Farah estava irritado, na verdade, com o fato de clubes grandes do Estado, como Palmeiras e Corinthians, estarem recebendo da FPF uma cota de R$ 600 mil por mando de jogo no Paulista e priorizarem, por exemplo, a disputa da Copa do Brasil
segundo ele, uma competição de caráter apenas social. "Na Copa do Brasil, entra qualquer clube convidado", destacou. "Não vou dar tanto dinheiro ao Corinthians para ele jogar lá no fim do mundo com suas estrelas."
O presidente da FPF também condenou a interferência, em seu trabalho, de decisões da Confederação Sul-Americana de Futebol (Conmebol), que marcou três partidas da Taça Libertadores em datas já previamente utilizadas pelo calendário do Paulista. "E a CBF não faz nada, não defende as equipes brasileiras, que, pela tradição de nosso futebol, deveriam já entrar na fase final da Libertadores e não ter de disputar a etapa de classificação com um Emelec qualquer da vida", criticou.

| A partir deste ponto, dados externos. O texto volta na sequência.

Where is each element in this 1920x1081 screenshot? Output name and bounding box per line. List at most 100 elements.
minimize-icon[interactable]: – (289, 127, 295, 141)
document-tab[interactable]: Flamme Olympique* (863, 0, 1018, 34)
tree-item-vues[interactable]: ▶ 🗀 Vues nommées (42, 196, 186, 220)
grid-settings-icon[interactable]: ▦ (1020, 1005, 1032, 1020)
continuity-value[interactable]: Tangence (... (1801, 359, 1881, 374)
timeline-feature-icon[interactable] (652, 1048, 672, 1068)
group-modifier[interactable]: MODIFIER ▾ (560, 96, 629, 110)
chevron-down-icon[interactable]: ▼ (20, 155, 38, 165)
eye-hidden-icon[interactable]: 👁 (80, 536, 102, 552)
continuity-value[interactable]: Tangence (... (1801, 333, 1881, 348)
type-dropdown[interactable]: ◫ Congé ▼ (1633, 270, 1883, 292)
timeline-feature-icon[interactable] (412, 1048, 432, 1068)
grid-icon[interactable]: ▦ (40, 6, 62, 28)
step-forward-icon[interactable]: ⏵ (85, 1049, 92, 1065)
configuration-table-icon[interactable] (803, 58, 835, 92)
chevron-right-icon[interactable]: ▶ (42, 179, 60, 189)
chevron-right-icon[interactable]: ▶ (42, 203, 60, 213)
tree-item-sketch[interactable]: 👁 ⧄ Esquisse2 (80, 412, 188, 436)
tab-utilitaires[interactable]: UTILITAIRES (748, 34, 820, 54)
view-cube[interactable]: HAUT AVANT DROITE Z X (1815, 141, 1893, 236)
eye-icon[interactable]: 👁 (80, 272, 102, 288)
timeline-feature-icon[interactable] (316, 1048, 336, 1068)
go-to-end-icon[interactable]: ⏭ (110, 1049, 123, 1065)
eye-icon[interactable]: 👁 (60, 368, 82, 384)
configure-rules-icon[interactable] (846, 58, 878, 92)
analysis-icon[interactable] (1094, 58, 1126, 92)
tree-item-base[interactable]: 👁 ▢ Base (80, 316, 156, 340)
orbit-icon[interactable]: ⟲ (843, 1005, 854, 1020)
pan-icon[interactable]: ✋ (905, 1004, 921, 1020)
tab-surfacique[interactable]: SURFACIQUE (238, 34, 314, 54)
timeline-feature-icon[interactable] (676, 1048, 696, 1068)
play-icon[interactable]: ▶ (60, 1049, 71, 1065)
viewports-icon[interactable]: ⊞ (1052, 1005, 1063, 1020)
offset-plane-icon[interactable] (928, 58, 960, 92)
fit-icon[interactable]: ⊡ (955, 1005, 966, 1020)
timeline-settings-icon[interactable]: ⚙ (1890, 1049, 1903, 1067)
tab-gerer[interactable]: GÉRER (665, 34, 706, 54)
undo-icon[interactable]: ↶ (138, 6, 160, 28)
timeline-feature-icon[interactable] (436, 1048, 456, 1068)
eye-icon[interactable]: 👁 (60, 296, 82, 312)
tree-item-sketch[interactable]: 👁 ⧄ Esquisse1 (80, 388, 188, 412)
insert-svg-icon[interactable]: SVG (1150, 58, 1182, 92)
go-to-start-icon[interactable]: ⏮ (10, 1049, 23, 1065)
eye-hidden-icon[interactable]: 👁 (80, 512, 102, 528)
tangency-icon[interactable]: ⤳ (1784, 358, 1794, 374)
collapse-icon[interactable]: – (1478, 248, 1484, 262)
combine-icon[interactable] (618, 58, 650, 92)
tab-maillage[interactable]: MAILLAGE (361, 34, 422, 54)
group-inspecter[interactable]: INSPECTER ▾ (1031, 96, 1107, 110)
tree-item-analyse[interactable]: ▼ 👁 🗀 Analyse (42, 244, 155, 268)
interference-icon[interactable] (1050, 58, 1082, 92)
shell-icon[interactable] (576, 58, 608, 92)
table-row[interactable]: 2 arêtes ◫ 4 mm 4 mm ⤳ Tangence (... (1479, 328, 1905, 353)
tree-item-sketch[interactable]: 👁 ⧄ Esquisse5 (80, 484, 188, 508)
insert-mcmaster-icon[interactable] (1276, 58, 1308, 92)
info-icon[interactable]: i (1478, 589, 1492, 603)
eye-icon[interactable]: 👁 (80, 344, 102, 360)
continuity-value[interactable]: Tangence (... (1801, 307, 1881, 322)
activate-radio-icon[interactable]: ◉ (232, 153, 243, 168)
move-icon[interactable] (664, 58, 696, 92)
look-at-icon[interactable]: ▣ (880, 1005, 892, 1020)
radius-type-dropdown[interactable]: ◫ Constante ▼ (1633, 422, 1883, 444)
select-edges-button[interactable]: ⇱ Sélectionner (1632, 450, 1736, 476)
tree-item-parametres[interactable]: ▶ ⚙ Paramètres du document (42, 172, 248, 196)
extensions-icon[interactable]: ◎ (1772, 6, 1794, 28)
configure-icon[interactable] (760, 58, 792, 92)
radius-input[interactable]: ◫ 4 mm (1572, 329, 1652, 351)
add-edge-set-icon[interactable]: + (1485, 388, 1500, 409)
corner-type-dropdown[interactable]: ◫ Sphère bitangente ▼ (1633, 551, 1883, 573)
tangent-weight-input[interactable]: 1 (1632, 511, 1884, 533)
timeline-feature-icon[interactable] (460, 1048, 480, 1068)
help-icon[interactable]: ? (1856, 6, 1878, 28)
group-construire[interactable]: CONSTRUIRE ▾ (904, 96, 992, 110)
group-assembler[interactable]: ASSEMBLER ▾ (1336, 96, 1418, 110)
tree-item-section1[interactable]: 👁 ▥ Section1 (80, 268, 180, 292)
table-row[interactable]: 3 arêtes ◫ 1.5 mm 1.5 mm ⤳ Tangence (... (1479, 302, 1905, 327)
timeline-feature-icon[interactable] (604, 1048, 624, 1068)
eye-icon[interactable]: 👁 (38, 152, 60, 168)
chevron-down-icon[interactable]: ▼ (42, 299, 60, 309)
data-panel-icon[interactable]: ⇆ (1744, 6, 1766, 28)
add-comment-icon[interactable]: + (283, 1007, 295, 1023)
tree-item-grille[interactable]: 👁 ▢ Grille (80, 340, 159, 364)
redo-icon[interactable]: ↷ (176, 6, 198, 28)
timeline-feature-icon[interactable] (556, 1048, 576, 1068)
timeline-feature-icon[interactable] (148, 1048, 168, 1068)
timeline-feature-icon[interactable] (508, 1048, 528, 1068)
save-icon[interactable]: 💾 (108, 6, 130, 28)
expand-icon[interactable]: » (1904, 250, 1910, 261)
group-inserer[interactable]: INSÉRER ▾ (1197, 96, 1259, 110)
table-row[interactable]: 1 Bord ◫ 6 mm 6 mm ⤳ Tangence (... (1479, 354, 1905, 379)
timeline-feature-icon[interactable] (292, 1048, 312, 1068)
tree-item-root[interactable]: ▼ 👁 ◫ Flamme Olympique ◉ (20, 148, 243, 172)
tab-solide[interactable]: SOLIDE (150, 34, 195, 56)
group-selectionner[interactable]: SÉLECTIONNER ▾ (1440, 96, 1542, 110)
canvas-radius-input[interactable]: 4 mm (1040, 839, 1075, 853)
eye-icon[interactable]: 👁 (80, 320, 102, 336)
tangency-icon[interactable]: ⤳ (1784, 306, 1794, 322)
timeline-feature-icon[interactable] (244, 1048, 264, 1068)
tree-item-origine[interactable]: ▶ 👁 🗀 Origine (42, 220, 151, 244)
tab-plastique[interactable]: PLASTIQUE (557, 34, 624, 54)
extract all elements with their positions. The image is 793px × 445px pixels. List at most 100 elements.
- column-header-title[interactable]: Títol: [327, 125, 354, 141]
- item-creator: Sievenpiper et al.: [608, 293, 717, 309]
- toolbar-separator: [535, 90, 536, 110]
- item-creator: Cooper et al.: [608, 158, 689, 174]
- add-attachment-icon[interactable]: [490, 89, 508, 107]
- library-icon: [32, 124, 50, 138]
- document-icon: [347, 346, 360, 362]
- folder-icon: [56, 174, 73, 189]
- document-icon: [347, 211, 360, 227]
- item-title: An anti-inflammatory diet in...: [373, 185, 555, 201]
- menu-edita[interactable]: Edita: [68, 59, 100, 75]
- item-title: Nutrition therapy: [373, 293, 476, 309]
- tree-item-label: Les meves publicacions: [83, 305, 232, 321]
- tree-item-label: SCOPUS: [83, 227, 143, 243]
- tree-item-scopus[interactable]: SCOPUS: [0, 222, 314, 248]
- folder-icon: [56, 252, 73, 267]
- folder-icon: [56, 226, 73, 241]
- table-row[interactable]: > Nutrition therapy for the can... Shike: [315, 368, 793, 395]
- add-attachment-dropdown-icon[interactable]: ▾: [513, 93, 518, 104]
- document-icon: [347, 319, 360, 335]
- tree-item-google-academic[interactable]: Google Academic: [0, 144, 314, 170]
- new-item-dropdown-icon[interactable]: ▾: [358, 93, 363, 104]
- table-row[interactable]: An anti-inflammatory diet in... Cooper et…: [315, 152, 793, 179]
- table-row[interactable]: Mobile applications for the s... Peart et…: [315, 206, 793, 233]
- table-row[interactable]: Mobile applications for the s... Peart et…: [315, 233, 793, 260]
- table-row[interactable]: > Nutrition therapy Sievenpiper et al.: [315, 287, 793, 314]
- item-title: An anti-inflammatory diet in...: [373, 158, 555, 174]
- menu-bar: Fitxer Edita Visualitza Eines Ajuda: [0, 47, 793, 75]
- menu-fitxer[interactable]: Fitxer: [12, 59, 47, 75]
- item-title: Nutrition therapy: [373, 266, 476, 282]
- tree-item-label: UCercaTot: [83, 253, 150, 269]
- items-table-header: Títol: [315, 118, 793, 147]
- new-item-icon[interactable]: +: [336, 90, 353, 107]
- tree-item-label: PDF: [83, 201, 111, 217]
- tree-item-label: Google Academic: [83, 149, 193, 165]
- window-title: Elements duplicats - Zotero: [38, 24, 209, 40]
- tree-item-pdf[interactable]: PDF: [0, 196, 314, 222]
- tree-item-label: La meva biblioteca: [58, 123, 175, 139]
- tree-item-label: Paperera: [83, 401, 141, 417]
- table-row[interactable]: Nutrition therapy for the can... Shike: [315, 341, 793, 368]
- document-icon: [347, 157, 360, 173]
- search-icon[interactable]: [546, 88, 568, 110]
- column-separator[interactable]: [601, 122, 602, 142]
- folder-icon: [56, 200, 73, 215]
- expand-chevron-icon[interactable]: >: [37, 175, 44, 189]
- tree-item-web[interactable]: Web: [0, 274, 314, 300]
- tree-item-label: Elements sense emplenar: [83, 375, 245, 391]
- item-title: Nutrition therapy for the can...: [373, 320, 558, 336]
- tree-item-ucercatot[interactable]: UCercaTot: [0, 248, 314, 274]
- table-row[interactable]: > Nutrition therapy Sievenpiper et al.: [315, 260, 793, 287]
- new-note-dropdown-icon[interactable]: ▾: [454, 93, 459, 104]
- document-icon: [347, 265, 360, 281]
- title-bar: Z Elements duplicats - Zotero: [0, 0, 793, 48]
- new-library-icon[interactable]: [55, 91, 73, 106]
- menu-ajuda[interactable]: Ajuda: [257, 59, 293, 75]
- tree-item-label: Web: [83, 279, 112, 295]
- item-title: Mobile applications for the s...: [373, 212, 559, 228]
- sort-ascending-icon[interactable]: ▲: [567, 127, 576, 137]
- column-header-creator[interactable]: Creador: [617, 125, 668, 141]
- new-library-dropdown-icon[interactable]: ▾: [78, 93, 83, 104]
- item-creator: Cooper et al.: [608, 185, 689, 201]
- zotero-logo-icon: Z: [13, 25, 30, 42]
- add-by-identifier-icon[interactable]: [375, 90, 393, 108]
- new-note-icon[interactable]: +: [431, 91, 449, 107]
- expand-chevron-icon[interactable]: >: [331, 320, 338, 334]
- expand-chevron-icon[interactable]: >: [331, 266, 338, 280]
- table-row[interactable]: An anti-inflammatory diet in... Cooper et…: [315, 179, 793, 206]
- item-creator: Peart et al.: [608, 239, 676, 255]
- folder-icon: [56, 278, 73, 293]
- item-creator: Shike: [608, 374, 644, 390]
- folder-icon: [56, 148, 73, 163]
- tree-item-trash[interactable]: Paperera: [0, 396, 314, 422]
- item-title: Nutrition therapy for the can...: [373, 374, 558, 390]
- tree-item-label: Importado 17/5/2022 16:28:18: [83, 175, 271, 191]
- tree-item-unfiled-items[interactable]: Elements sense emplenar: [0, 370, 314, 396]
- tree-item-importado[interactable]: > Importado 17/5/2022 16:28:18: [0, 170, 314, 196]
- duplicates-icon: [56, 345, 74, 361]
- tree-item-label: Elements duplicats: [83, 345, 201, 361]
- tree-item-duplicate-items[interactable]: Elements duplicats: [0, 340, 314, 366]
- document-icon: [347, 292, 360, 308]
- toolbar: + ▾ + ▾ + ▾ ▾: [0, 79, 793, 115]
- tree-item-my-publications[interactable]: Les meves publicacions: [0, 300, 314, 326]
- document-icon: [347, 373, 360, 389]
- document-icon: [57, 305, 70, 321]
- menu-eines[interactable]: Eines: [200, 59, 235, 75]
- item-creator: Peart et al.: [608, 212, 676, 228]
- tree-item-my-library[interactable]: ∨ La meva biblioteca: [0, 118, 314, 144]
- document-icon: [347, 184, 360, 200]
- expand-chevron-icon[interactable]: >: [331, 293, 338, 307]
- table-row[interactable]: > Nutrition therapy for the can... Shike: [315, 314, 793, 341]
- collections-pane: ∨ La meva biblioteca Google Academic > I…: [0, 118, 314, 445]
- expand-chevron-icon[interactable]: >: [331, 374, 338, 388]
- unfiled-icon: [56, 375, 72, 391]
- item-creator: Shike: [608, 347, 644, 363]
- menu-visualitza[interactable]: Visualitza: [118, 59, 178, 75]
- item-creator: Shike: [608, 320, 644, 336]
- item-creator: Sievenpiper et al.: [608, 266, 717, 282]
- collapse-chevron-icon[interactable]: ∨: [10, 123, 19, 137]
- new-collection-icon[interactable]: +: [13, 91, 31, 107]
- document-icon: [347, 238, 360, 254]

Para Farah, a CBF não está interessada em "fazer futebol sério". "Não estou dizendo que haja roubo dentro da entidade, mas ninguém está preocupado em trabalhar com organização, em parceria com grandes empresas", apontou. Apesar de seu discurso político, de candidato a sucessor de Ricardo Teixeira, o dirigente paulista confessou que não tem interesse em obter cargos na CBF.
"Quero apenas que sejam feitas mudanças para profissionalizar o futebol", explicou. Mudanças, por sinal, que
segundo Farah, não estão ao seu alcance. "Quero dar sugestões, mas vou falar com quem lá?; não tenho diálogo com a CBF, pois nem sei quem é o seu atual presidente", ironizou, em alusão às diversas licenças de Teixeira de seu cargo.
"Agora, parece que é um tal de Salgado...." Farah afirmou ainda que, caso fosse presidente da entidade, não permitiria que um clube disputasse duas competições simultaneamente. "Jogar a Libertadores e a Copa do Brasil ao mesmo tempo é um absurdo", ressaltou. "Na minha opinião, quem está com a vaga garantida numa Libertadores não deveria disputar a Copa do Brasil."